Au milieu du IVe siècle l'avance des Francs vers le sud amène les Romains à construire des forts le long des routes Cologne-Bavay-Cambrai et Cambrai-Boulogne. Cambrai se trouve alors occuper une position stratégique importante et au début du Ve siècle la ville est mentionnée comme chef-lieu civil et religieux de la cité des Nerviens, supplantant Bavay qui était probablement trop exposée aux raids francs et peut-être déjà trop endommagée. C'est à cette époque également que le christianisme arrive dans la région : au milieu du IVe siècle, un évêque des Nerviens, nommé Superior, aurait été signalé à Cambrai ou à Bavay[2].

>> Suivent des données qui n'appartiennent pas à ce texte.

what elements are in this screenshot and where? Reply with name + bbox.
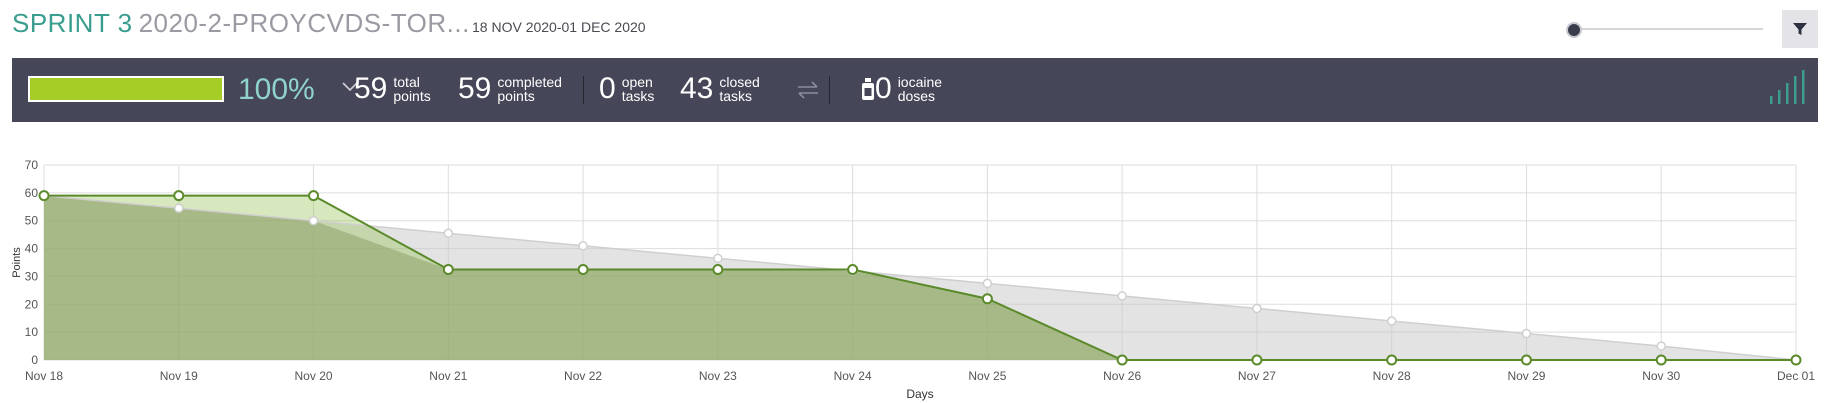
iocaine-value: 0 [875,72,892,105]
x-tick-label: Nov 23 [699,369,737,383]
total-points-stat: 59 total points [354,74,431,104]
ideal-point [308,215,319,226]
actual-point [1251,354,1263,366]
progress-percent: 100% [238,73,315,106]
filter-button[interactable] [1782,10,1818,48]
actual-point [981,293,993,305]
y-tick-label: 20 [25,297,39,311]
x-tick-label: Nov 20 [295,369,333,383]
actual-point [847,263,859,275]
x-tick-label: Nov 29 [1507,369,1545,383]
x-tick-label: Nov 18 [25,369,63,383]
closed-tasks-label: closed tasks [719,74,760,104]
y-tick-label: 50 [25,214,39,228]
actual-point [308,190,320,202]
ideal-point [1386,316,1397,326]
closed-tasks-value: 43 [680,72,714,105]
actual-point [1116,354,1128,366]
x-tick-label: Nov 27 [1238,369,1276,383]
x-tick-label: Nov 28 [1373,369,1411,383]
signal-bars-icon[interactable] [1769,70,1805,104]
iocaine-stat: 0 iocaine doses [875,74,942,104]
actual-point [1520,354,1532,366]
y-tick-label: 40 [25,242,39,256]
ideal-point [982,278,993,289]
open-tasks-stat: 0 open tasks [599,74,654,104]
project-name[interactable]: 2020-2-PROYCVDS-TOR... [139,8,470,38]
potion-bottle-icon [862,78,874,100]
x-tick-label: Dec 01 [1777,369,1815,383]
x-tick-label: Nov 26 [1103,369,1141,383]
y-tick-label: 0 [31,353,38,367]
y-tick-label: 60 [25,186,39,200]
open-tasks-label: open tasks [621,74,655,104]
progress-bar [28,76,224,102]
y-tick-label: 30 [25,269,39,283]
open-tasks-value: 0 [599,72,616,105]
x-axis-label: Days [906,387,933,401]
ideal-point [174,203,184,213]
x-tick-label: Nov 24 [834,369,872,383]
y-tick-label: 70 [25,158,39,172]
closed-tasks-stat: 43 closed tasks [680,74,760,104]
x-tick-label: Nov 30 [1642,369,1680,383]
divider [829,76,830,104]
completed-points-value: 59 [458,72,492,105]
y-tick-label: 10 [25,325,39,339]
ideal-point [1521,328,1532,339]
slider-handle[interactable] [1566,22,1582,38]
actual-point [442,263,454,275]
actual-point [712,263,724,275]
actual-point [1655,354,1667,366]
ideal-point [1656,341,1666,351]
sprint-dates: 18 NOV 2020-01 DEC 2020 [472,19,646,35]
ideal-point [713,253,723,264]
sprint-header: SPRINT 3 2020-2-PROYCVDS-TOR... 18 NOV 20… [0,0,1830,58]
x-tick-label: Nov 19 [160,369,198,383]
x-tick-label: Nov 25 [968,369,1006,383]
burndown-chart: 0 10 20 30 40 50 60 70 Nov 18 Nov 19 Nov 20 Nov 21 N… [11,158,1815,401]
divider [583,76,584,104]
zoom-slider[interactable] [1563,19,1763,39]
swap-arrows-icon[interactable] [796,80,820,100]
x-tick-label: Nov 21 [429,369,467,383]
sprint-summary-bar: 100% 59 total points 59 completed points 0… [12,58,1818,122]
slider-track[interactable] [1571,28,1763,30]
y-axis-label: Points [11,247,23,278]
actual-point [173,190,185,202]
completed-points-label: completed points [497,74,562,104]
x-tick-label: Nov 22 [564,369,602,383]
ideal-point [1252,303,1262,314]
completed-points-stat: 59 completed points [458,74,562,104]
progress-bar-fill [30,78,222,100]
ideal-point [1117,291,1127,301]
sprint-title: SPRINT 3 2020-2-PROYCVDS-TOR... [12,8,470,39]
sprint-name: SPRINT 3 [12,8,133,38]
actual-point [1386,354,1398,366]
actual-point [38,190,50,202]
actual-point [1790,354,1802,366]
ideal-point [578,241,588,251]
iocaine-label: iocaine doses [897,74,943,104]
actual-point [577,263,589,275]
ideal-point [443,228,454,238]
total-points-value: 59 [354,72,388,105]
total-points-label: total points [393,74,431,104]
filter-icon [1793,23,1807,35]
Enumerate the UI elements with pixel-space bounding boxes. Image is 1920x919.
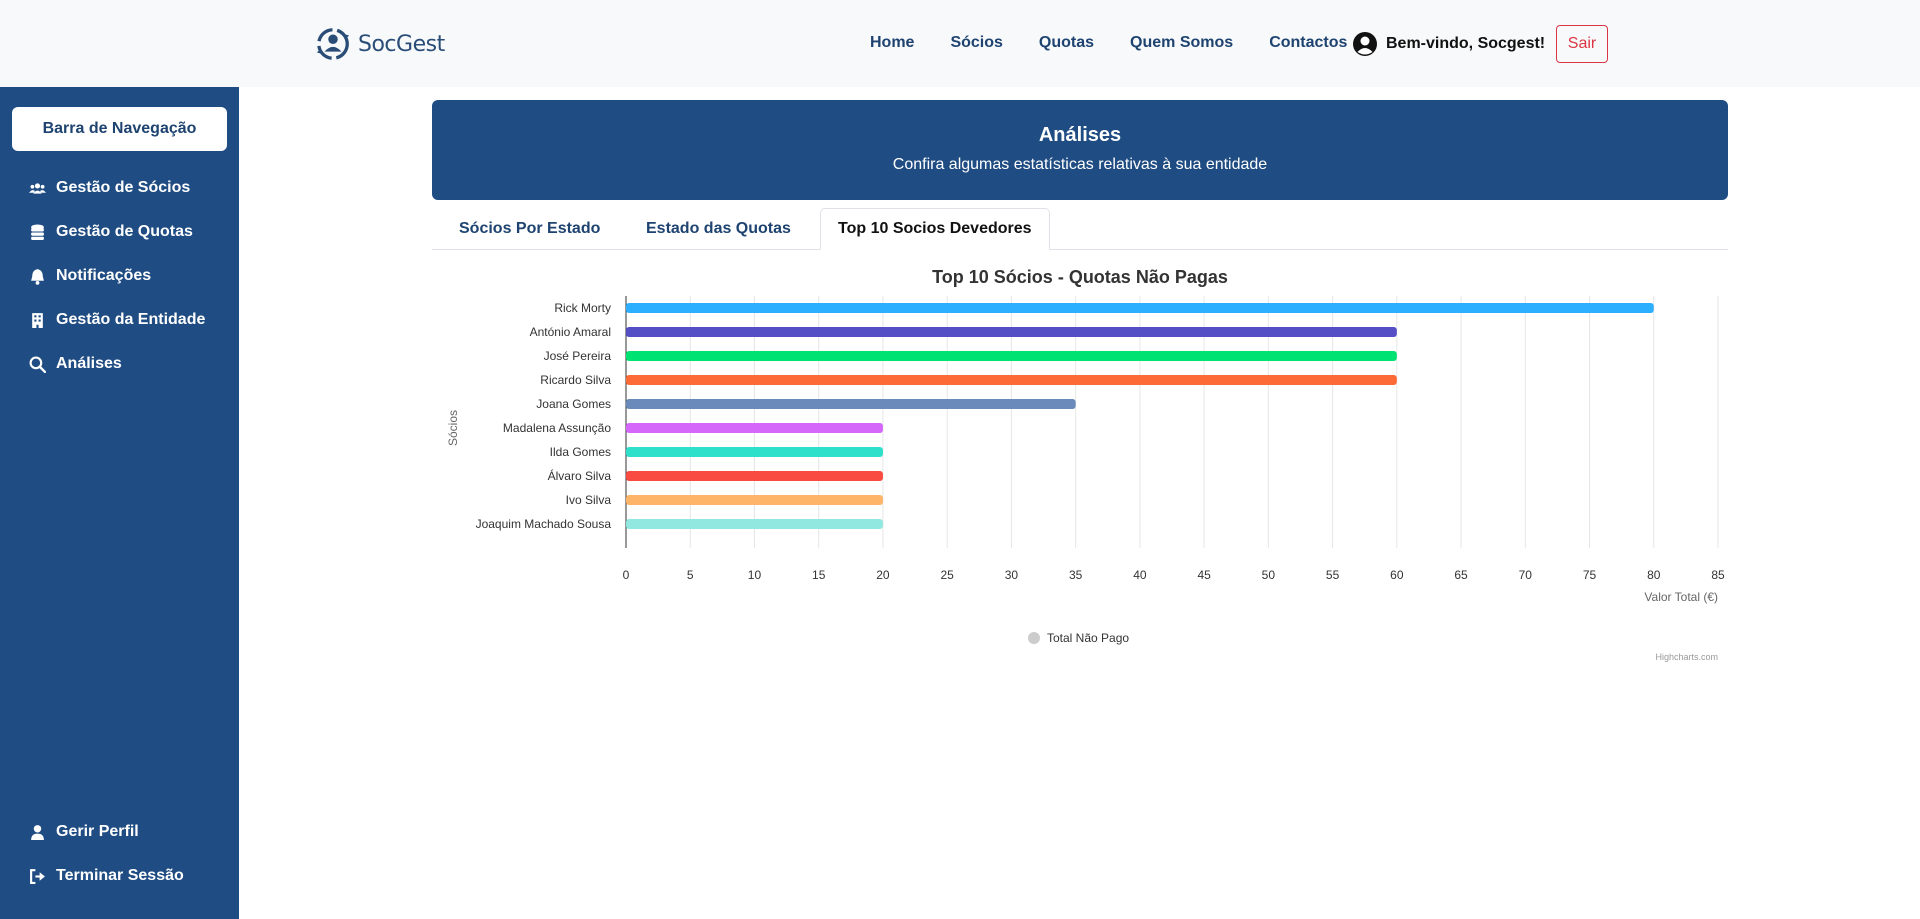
x-tick-label: 40 xyxy=(1133,568,1147,582)
bar xyxy=(626,327,1397,337)
bar xyxy=(626,351,1397,361)
x-tick-label: 15 xyxy=(812,568,826,582)
main-nav: Home Sócios Quotas Quem Somos Contactos xyxy=(870,34,1347,52)
x-tick-label: 65 xyxy=(1454,568,1468,582)
sidebar-item-gestao-socios[interactable]: Gestão de Sócios xyxy=(29,179,190,197)
x-tick-label: 10 xyxy=(748,568,762,582)
nav-contactos[interactable]: Contactos xyxy=(1269,34,1347,52)
sidebar-title[interactable]: Barra de Navegação xyxy=(12,107,227,151)
x-tick-label: 5 xyxy=(687,568,694,582)
bar xyxy=(626,375,1397,385)
welcome-text: Bem-vindo, Socgest! xyxy=(1386,35,1546,52)
tab-top-10-socios-devedores[interactable]: Top 10 Socios Devedores xyxy=(820,208,1050,250)
x-tick-label: 30 xyxy=(1005,568,1019,582)
x-tick-label: 50 xyxy=(1262,568,1276,582)
category-label: Ricardo Silva xyxy=(540,373,611,387)
bar xyxy=(626,399,1076,409)
y-axis-title: Sócios xyxy=(446,410,460,446)
tabs-divider xyxy=(432,249,1728,250)
sidebar-item-label: Gestão de Sócios xyxy=(56,179,191,196)
nav-quem-somos[interactable]: Quem Somos xyxy=(1130,34,1233,52)
bar xyxy=(626,471,883,481)
search-icon xyxy=(29,356,46,373)
sidebar-item-label: Gerir Perfil xyxy=(56,823,139,840)
x-tick-label: 20 xyxy=(876,568,890,582)
category-label: Ivo Silva xyxy=(566,493,612,507)
nav-socios[interactable]: Sócios xyxy=(950,34,1002,52)
nav-home[interactable]: Home xyxy=(870,34,914,52)
x-axis-title: Valor Total (€) xyxy=(1644,590,1718,604)
bar-chart: Top 10 Sócios - Quotas Não Pagas 0 5 10 15 20… xyxy=(446,267,1725,662)
sidebar-item-label: Gestão da Entidade xyxy=(56,311,206,328)
category-label: Joaquim Machado Sousa xyxy=(476,517,612,531)
page-banner: Análises Confira algumas estatísticas re… xyxy=(432,100,1728,200)
x-tick-label: 80 xyxy=(1647,568,1661,582)
category-label: Rick Morty xyxy=(554,301,611,315)
tab-socios-por-estado[interactable]: Sócios Por Estado xyxy=(442,208,617,250)
category-label: Joana Gomes xyxy=(536,397,611,411)
bar xyxy=(626,519,883,529)
bar xyxy=(626,303,1654,313)
logo-text: SocGest xyxy=(358,31,445,57)
legend-label: Total Não Pago xyxy=(1047,631,1129,645)
logout-button[interactable]: Sair xyxy=(1556,25,1608,63)
page-subtitle: Confira algumas estatísticas relativas à… xyxy=(892,156,1268,173)
chart-title: Top 10 Sócios - Quotas Não Pagas xyxy=(932,267,1228,287)
top-navbar: SocGest Home Sócios Quotas Quem Somos Co… xyxy=(0,0,1920,87)
bell-icon xyxy=(31,268,44,285)
user-icon xyxy=(31,824,44,840)
sidebar-item-notificacoes[interactable]: Notificações xyxy=(29,267,151,285)
sidebar-item-label: Gestão de Quotas xyxy=(56,223,193,240)
bar xyxy=(626,447,883,457)
building-icon xyxy=(32,312,43,328)
sidebar-item-gerir-perfil[interactable]: Gerir Perfil xyxy=(29,823,139,841)
chart-credits: Highcharts.com xyxy=(1655,652,1718,662)
category-label: Ilda Gomes xyxy=(550,445,611,459)
bar xyxy=(626,495,883,505)
users-icon xyxy=(29,182,46,194)
category-label: Madalena Assunção xyxy=(503,421,611,435)
x-tick-label: 25 xyxy=(940,568,954,582)
x-tick-label: 45 xyxy=(1197,568,1211,582)
x-tick-label: 0 xyxy=(623,568,630,582)
sidebar-item-label: Notificações xyxy=(56,267,152,284)
sidebar-item-gestao-quotas[interactable]: Gestão de Quotas xyxy=(29,223,193,241)
x-tick-label: 70 xyxy=(1519,568,1533,582)
legend-marker xyxy=(1028,632,1040,644)
x-tick-label: 85 xyxy=(1711,568,1725,582)
coins-icon xyxy=(31,224,44,240)
sidebar-item-analises[interactable]: Análises xyxy=(29,355,122,373)
x-tick-label: 60 xyxy=(1390,568,1404,582)
logout-icon xyxy=(30,868,45,884)
page-title: Análises xyxy=(1038,124,1122,146)
sidebar-item-terminar-sessao[interactable]: Terminar Sessão xyxy=(29,867,184,885)
user-welcome: Bem-vindo, Socgest! xyxy=(1352,31,1545,57)
tab-estado-das-quotas[interactable]: Estado das Quotas xyxy=(629,208,808,250)
x-tick-label: 75 xyxy=(1583,568,1597,582)
x-tick-label: 35 xyxy=(1069,568,1083,582)
nav-quotas[interactable]: Quotas xyxy=(1039,34,1094,52)
sidebar: Barra de Navegação Gestão de Sócios Gest… xyxy=(0,87,239,919)
logo-icon xyxy=(316,28,350,60)
category-label: Álvaro Silva xyxy=(548,468,612,483)
chart-container: Top 10 Sócios - Quotas Não Pagas 0 5 10 15 20… xyxy=(432,255,1728,665)
category-label: António Amaral xyxy=(530,325,611,339)
sidebar-item-label: Análises xyxy=(56,355,122,372)
x-tick-label: 55 xyxy=(1326,568,1340,582)
logo[interactable]: SocGest xyxy=(314,24,445,64)
bar xyxy=(626,423,883,433)
user-circle-icon xyxy=(1353,32,1377,56)
sidebar-item-label: Terminar Sessão xyxy=(56,867,184,884)
sidebar-item-gestao-entidade[interactable]: Gestão da Entidade xyxy=(29,311,205,329)
category-label: José Pereira xyxy=(544,349,612,363)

En 430, commandés par le roi Clodion le Chevelu, les Francs Saliens s'emparent de la ville. Elle devient alors la capitale d'un petit royaume. Au début du VIe siècle, selon une légende non vérifiée, Clovis unifie les royaumes francs en éliminant l'un après l'autre ses parents, parmi lesquels son neveu Ragnacaire (Regnacharius) qui régnait alors à Cambrai. La ville est définitivement rattachée au royaume des Francs.
[modifier] Moyen-Âge
[modifier] L'époque mérovingienne
C'est à l'époque mérovingienne, marquée par une longue période de paix, que Cambrai devient véritablement une ville. Clovis charge (saint) Vaast, son catéchiste, de ré-évangéliser le nord de la Gaule. Celui-ci meurt en 540 après avoir unifié les deux évêchés d'Arras et de Cambrai. L'un des ses successeurs, (saint) Wédulphe, transfère le siège épiscopal à Cambrai. Au cours de son long épiscopat, (saint) Géry, mort vers 625, fonde des églises où il fait déposer des reliques et construit un palais épiscopal. (Saint) Aubert poursuit son oeuvre, si bien qu'à la fin du VIIe siècle le bourg rural a pris l'aspect d'une véritable ville qui comporte plusieurs églises.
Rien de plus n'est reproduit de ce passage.